Roanoke Times Copyright (c) 1995, Landmark Communications, Inc. DATE: SUNDAY, December 26, 1993 TAG: 9403180051 SECTION: EDITORIAL PAGE: B-3 EDITION: METRO SOURCE: By JAMES F. HOLMAN, M.D. DATELINE: LENGTH: Long
For starters, the premise that we have the best system in the world has to be examined in more detail. In terms of technology and talent, there is worldwide agreement: We have the most advanced medical technologies, the best-equipped hospitals and the best-trained physicians on the planet.
But a system analysis requires more. What about value in our system? How do we stack up? We spend 40 percent more per person on health care than do Canadians, 80 percent more than do Germans and 120 percent more than do the Japanese. Is there evidence that these higher expenditures improve the public health of Americans?
The answer is no. By many public-health measures, unfortunately, we stack up worse. Admittedly, many measures of public health, such as infant-mortality rates, are influenced by social factors not currently considered health issues. Social conditions aside, however, one is hard-pressed to find evidence for increased value commensurate with our higher outlays.
Can we continue to afford our system? This concern, in reality, is the primary driving force for health-care reform, because the answer is a resounding no. We presently spend about 14 percent of our gross domestic product on health care. (Canada and most European countries spend 8-9 percent; no one else spends more.) If we continue on present course, we would be spending 18 percent by the year 2000; about a third of the way through the next century, a third of our economy would be spent on health care. That is clearly an unsustainable course and isn't going to happen, which brings us to the next question.
How well does our system control costs? These days, that's not hard to answer: Not well at all. Prices in most economic systems are controlled either by market-driven competition or by regulation. We have long favored the former option in this country, but in the health sector, market forces - at least the unfettered, laissez-faire variety - have so far been a failure.
There are definite reasons the market hasn't worked.

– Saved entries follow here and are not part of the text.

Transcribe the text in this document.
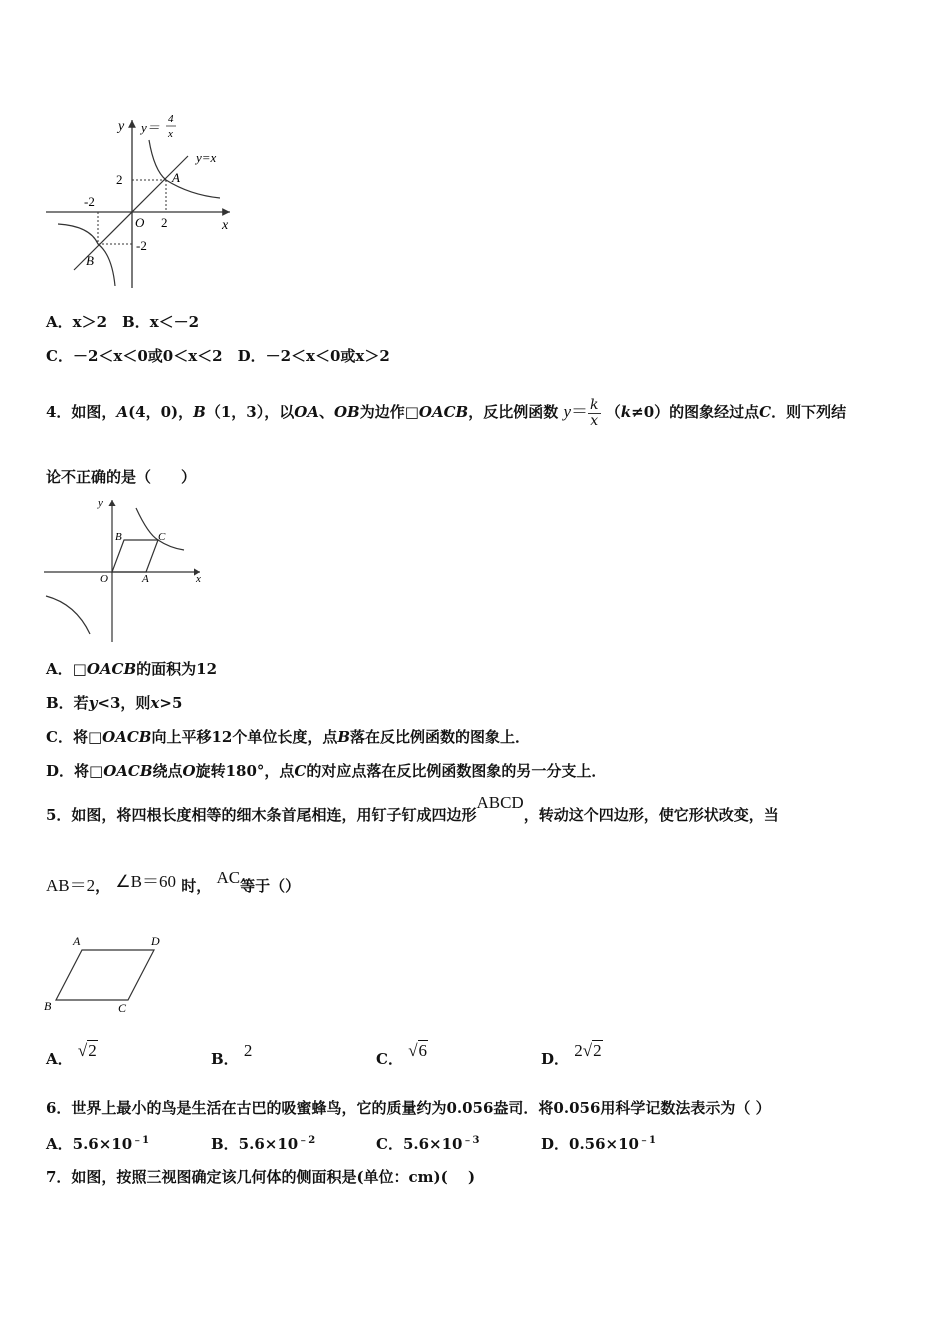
y y＝
4
x
y=x
2	A
-2
O 2	x
-2
B
A．x＞2　B．x＜－2
C．－2＜x＜0或0＜x＜2　D．－2＜x＜0或x＞2
4．如图，A(4，0)，B（1，3），以OA、OB为边作□OACB，反比例函数 $y= \frac{k}{x} (k\ne 0)$的图象经过点C．则下列结
论不正确的是（　　）
y
B	C
O	A	x
A．□OACB的面积为12
B．若y<3，则x>5
C．将□OACB向上平移12个单位长度，点B落在反比例函数的图象上．
D．将□OACB绕点O旋转180°，点C的对应点落在反比例函数图象的另一分支上．
5．如图，将四根长度相等的细木条首尾相连，用钉子钉成四边形ABCD，转动这个四边形，使它形状改变，当
AB＝2， ∠B＝60 时， AC等于（）
A	D
B	C
A． √2	B． 2	C． √6	D． 2√2
6．世界上最小的鸟是生活在古巴的吸蜜蜂鸟，它的质量约为0.056盎司．将0.056用科学记数法表示为（ ）
A．$5.6\times 10^{﹣1}$	B．$5.6\times 10^{﹣2}$	C．$5.6\times 10^{﹣3}$	D．$0.56\times 10^{﹣1}$
7．如图，按照三视图确定该几何体的侧面积是(单位：cm)(　 )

For one, there are stark differences between purchasing health care and buying most commodities. According to classical market theory, consumers armed with good information on price and quality can shop among competing suppliers to make choices that are in their own best interest. Purchasing health care is an entirely different proposition. Sick and worried patient-consumers are often in no position to shop for services. And even if they are, the choices are complicated, unstandardized and don't lend themselves to comparison shopping.
Also, in many cases the options aren't optional. If you have pneumonia, an antibiotic is not a discretionary purchase.
Another reason the market has failed is the way our health-insurance system works. In the late '40s and early '50s, when insurance for hospital and physician services became widespread, the economic complexion of the medical encounter changed drastically. With the premium paid largely by the employer, and the insurance company acting as a third-party economic buffer between patient and provider, the stage was set for a system of inflationary incentives.
Patients had little incentive to concern themselves with cost - insurance picks up the tab. Physicians could treat with little concern for their patients' pocketbooks when they had insurance. And as long as insurance companies could raise premiums to cover rising costs, their profitability didn't suffer. In fact, it improved.
As costs soared, the federal government tried to stem its outlays with a regulatory measure: prospective payment by diagnosis. This tactic succeeded only in shifting costs onto the private sector, failing to make a blip in total health expenditures. Private insurers responded by instituting utilization review (e. g., mandatory second opinion and preauthorization), which also had little impact other than to spawn an entire new industry of reviewers and drive up administrative costs. So far, at a system level, there has been no effective cost control.
Does our system guarantee access? Thirty-seven million Americans would attest not, at least not access through the "front door." Another 20-25 million are hanging on by their nails, one job or one illness away from losing their insurance, or one serious illness away from bankruptcy.
So, do we have the best system in the world? It depends on how one looks at it. I think we have the best health care in the world - no small claim - if you can get it and if we can afford it. These are big ifs. We aren't the only country in the world struggling with cost control, but to say we do not have major problems is world-class denial.
Whatever flavor of reform one favors, the system needs an overhaul. It is broke. We are on an unsustainable course, and change is inevitable. Many changes, indeed, are already under way, but developing a comprehensive, coherent, coordinated system that works for all Americans will require major legislative reform. We all need to understand why reform is necessary, because the task ahead of us is challenging.
James F. Holman, M.D., is an infertility specialist and physician adviser with Carilion Health System in Roanoke.